Tu dis: "Quel malheur pour moi! Yhwh ajoute le tourment à ma douleur; je me fatigue à force de gémir, et je ne trouve pas le repos!" (...) Ainsi parle Yhwh: Je rase ce que j'ai bâti, je déracine ce que j'ai planté -- tout ce pays. Et toi, tu rechercherais de grandes choses? Ne les recherche pas! Car je fais venir le malheur sur tous... mais je te donnerai ta vie pour butin, dans tous les lieux où tu iras.
Jérémie 45,3ss (oracle à Baruch).

Toi, tu as pitié du ricin qui ne t'a coûté aucune peine et que tu n'as pas fait grandir, qui est né en une nuit et qui a disparu en une nuit.
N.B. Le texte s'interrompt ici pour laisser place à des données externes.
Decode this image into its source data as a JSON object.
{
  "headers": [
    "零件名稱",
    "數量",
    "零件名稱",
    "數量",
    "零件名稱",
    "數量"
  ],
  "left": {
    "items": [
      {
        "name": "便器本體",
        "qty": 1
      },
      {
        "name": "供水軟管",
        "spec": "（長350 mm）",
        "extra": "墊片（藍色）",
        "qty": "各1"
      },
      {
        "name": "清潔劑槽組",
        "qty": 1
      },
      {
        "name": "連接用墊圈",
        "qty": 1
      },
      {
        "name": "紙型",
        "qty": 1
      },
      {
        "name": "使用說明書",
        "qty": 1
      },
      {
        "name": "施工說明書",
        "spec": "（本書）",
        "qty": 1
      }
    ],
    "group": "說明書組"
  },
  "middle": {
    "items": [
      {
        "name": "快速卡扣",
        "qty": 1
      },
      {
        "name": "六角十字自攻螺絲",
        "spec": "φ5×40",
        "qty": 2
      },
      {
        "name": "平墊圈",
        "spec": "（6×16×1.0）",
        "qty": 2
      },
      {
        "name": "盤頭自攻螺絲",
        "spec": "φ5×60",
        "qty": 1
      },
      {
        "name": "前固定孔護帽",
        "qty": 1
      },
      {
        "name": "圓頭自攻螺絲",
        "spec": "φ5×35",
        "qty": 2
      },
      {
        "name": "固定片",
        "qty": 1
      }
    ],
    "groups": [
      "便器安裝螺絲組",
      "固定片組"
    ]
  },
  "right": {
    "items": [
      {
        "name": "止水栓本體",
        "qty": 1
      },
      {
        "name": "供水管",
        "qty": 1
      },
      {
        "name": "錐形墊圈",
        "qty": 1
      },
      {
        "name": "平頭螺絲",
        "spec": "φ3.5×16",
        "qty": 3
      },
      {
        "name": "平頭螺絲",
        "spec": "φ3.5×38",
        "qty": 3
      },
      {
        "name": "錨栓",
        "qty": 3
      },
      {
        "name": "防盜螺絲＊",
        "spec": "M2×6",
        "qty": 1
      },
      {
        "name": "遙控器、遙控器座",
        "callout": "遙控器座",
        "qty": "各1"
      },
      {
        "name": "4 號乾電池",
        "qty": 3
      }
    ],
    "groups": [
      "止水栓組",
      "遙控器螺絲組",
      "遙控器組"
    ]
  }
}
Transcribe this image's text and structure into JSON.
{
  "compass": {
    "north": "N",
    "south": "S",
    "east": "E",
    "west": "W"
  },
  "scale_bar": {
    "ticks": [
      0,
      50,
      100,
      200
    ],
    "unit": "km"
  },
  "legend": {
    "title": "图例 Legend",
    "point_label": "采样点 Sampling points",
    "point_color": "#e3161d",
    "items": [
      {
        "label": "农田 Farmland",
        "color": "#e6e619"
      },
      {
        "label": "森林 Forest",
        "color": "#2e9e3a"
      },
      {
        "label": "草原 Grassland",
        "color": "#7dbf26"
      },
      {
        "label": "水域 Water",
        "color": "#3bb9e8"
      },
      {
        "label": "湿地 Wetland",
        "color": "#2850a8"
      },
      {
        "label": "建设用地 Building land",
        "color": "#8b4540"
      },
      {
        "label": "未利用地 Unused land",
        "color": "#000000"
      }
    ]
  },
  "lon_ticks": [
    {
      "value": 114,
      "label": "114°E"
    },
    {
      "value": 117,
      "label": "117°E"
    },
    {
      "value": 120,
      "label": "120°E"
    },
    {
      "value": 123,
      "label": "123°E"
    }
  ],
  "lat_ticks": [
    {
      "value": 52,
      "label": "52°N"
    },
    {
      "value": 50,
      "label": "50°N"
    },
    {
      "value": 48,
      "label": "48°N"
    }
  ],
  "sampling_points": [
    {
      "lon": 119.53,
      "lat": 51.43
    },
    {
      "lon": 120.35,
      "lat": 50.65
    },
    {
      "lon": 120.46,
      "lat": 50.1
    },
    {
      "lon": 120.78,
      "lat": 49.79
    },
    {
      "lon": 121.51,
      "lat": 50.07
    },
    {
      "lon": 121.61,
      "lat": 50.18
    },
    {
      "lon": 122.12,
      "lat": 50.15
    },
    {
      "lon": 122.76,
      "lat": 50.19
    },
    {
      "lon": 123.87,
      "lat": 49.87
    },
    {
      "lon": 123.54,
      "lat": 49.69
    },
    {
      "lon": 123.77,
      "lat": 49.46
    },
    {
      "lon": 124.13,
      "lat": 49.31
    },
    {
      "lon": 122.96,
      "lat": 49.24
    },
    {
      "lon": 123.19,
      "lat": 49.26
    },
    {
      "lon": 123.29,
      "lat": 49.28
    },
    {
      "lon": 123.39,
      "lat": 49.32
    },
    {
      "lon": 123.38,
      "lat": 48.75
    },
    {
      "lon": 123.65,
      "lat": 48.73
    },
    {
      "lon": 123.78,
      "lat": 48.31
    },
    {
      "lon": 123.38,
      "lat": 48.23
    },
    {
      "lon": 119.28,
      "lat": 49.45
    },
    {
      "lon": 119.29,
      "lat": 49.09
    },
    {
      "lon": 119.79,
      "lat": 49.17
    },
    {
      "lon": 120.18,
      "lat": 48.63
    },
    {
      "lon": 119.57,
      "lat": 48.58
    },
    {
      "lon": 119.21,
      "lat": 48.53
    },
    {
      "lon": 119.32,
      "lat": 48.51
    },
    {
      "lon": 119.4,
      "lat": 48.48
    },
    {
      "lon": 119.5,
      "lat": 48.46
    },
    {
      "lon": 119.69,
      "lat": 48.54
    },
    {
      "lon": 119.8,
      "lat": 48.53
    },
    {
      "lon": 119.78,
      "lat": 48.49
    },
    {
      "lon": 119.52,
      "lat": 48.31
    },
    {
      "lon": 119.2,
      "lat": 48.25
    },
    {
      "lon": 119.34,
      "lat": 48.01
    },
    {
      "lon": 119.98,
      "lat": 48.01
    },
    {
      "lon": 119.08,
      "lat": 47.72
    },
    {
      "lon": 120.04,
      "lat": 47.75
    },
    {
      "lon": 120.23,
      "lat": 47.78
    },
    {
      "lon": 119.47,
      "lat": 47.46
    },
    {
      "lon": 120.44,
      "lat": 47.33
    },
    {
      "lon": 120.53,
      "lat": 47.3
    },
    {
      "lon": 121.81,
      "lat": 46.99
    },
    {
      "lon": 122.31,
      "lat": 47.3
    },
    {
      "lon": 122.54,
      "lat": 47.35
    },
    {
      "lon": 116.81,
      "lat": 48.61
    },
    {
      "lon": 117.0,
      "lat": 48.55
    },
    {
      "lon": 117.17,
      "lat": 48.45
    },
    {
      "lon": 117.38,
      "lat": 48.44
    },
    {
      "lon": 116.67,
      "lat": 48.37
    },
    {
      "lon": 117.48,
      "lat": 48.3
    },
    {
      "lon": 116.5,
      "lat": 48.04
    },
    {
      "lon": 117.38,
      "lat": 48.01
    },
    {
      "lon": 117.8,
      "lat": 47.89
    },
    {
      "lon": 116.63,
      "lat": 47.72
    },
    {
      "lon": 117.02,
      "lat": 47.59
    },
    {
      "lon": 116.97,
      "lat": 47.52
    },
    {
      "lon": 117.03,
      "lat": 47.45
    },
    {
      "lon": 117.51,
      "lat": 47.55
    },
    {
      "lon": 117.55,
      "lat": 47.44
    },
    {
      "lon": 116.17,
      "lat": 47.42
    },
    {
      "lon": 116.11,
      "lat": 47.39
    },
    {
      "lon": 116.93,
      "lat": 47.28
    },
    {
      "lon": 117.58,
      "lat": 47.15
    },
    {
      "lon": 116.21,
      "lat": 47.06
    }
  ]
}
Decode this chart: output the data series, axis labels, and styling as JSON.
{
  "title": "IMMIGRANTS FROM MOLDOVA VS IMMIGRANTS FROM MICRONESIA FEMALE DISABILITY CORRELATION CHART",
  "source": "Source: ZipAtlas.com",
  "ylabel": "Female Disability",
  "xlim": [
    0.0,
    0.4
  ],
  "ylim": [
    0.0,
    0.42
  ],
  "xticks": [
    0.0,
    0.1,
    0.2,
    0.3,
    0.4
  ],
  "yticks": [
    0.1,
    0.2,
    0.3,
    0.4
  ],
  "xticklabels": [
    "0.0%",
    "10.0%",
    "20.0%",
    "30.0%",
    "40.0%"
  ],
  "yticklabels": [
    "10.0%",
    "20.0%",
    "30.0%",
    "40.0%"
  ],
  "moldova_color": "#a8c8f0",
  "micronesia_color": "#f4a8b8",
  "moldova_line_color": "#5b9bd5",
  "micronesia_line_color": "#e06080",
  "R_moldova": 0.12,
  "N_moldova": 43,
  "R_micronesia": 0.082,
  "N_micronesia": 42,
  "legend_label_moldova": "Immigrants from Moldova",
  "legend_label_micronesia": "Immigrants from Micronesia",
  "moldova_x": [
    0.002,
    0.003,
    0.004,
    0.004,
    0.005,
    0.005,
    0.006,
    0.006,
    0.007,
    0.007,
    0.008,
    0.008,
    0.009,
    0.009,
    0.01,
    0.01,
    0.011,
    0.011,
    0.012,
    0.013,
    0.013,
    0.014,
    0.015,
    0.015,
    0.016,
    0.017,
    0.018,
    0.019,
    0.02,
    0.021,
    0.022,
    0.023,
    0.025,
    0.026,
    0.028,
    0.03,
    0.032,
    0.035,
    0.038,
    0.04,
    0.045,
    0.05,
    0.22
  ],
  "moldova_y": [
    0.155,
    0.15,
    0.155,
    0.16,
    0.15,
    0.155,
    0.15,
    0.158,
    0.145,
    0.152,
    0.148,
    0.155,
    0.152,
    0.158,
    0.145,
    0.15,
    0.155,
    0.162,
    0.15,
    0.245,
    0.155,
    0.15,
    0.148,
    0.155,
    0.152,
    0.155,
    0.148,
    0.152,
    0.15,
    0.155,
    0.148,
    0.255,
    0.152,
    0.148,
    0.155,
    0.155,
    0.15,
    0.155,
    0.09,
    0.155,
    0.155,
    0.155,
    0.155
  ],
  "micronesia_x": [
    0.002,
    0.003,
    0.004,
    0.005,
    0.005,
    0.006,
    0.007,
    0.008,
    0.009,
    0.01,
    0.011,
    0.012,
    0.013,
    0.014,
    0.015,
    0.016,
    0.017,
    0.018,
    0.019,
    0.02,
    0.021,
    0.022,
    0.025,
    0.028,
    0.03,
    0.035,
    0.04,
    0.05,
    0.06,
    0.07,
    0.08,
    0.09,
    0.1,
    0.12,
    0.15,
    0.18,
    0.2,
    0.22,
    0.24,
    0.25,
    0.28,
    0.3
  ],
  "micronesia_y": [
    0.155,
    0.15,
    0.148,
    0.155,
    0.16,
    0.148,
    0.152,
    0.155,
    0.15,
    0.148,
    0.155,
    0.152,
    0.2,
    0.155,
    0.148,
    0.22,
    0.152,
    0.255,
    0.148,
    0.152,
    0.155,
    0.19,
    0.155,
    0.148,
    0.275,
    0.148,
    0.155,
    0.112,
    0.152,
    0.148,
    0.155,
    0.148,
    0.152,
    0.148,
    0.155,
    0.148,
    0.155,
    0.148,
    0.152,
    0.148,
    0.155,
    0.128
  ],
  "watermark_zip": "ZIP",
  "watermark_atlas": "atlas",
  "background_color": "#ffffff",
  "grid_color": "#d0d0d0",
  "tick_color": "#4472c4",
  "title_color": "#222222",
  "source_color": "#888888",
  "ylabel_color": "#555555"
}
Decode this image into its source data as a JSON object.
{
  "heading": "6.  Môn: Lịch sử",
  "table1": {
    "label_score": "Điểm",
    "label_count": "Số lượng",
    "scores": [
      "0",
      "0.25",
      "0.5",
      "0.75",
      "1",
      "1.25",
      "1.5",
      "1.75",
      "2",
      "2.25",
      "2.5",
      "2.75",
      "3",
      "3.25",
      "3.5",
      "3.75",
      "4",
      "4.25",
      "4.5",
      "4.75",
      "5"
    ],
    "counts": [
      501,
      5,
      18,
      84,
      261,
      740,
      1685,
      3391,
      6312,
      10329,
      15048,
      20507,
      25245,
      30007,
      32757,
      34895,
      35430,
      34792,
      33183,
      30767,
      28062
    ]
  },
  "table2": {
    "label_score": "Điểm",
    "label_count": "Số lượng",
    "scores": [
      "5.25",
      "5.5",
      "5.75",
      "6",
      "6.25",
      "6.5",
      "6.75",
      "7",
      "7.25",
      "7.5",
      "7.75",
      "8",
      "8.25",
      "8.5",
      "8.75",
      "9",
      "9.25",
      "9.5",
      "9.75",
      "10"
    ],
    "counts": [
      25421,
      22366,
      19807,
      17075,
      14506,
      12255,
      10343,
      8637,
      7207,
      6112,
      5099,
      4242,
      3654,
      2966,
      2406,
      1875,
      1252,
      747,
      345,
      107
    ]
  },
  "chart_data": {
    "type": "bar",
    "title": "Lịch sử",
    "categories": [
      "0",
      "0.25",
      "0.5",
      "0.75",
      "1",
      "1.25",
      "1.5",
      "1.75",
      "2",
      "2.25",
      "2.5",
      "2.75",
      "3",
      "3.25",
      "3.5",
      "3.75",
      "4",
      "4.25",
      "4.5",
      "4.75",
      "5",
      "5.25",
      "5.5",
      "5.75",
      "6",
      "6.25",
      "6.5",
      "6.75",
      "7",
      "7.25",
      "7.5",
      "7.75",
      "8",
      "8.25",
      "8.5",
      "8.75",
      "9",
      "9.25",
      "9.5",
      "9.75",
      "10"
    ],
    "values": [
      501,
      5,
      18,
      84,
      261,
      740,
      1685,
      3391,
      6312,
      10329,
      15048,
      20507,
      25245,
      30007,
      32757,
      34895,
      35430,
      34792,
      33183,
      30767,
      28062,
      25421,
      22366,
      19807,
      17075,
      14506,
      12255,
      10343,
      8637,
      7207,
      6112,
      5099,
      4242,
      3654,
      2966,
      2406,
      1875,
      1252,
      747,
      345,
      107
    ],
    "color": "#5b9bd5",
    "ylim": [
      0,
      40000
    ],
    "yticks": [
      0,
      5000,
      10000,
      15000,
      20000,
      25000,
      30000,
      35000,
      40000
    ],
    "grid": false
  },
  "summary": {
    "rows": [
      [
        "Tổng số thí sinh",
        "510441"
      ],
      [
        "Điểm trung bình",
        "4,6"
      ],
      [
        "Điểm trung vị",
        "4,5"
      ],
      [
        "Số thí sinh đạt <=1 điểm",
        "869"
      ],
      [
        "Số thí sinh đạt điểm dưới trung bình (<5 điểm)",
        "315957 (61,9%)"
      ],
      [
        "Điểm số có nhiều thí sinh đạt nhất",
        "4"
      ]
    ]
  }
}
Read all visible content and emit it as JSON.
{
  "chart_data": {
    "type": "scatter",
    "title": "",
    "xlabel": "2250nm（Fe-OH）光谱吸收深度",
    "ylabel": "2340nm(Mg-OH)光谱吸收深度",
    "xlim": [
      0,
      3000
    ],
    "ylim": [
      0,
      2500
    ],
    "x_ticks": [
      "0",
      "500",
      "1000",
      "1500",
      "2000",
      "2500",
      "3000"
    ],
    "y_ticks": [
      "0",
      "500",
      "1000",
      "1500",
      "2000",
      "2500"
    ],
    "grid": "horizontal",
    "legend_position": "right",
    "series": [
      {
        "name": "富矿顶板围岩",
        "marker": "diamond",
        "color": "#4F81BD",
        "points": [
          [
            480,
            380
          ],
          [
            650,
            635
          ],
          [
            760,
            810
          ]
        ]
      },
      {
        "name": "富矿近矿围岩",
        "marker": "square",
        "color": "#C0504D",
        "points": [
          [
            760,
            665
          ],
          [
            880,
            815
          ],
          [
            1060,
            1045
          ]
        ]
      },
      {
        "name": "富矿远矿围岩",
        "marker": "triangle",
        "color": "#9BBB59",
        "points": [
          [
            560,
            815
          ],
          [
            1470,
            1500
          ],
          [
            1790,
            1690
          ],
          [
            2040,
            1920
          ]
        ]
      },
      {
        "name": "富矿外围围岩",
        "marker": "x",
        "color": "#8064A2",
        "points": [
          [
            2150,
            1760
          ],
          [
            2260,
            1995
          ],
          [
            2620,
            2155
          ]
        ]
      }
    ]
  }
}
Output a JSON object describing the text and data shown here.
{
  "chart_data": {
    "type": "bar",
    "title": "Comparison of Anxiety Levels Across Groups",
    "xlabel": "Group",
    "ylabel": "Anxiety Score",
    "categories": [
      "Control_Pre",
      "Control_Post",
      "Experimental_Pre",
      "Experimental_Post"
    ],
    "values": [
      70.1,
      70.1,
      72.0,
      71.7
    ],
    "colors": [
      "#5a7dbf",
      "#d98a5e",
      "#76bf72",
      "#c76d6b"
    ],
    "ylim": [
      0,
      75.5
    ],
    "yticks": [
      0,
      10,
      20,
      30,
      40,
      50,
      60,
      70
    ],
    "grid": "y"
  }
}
Et moi, je n'aurais pas pitié de Ninive, la grande ville, où il y a plus de cent vingt mille humains qui ne savent pas distinguer leur droite de leur gauche, et des bêtes en grand nombre!
Jonas 4,8ss.

Bien qu'il s'agisse dans le premier cas de châtiment et dans le second de grâce, je trouve depuis longtemps une consonance profonde à ces deux textes où Dieu répond à une plainte en révélant sa propre souffrance engagée dans celles non seulement des humains mais (chez Jonas) de tous les êtres vivants -- ce qui est assez exceptionnel dans l'A.T., et somme toute assez proche du thème bouddhique (entre autres) de la "compassion universelle". On n'est pas loin non plus du Dieu de l'évangile qui est solidaire du sort de chaque moineau (Matthieu 10,29//).

Il en découle une religion qui n'est en aucun cas une assurance contre le malheur mais qui, en quelque sorte, le désenclave.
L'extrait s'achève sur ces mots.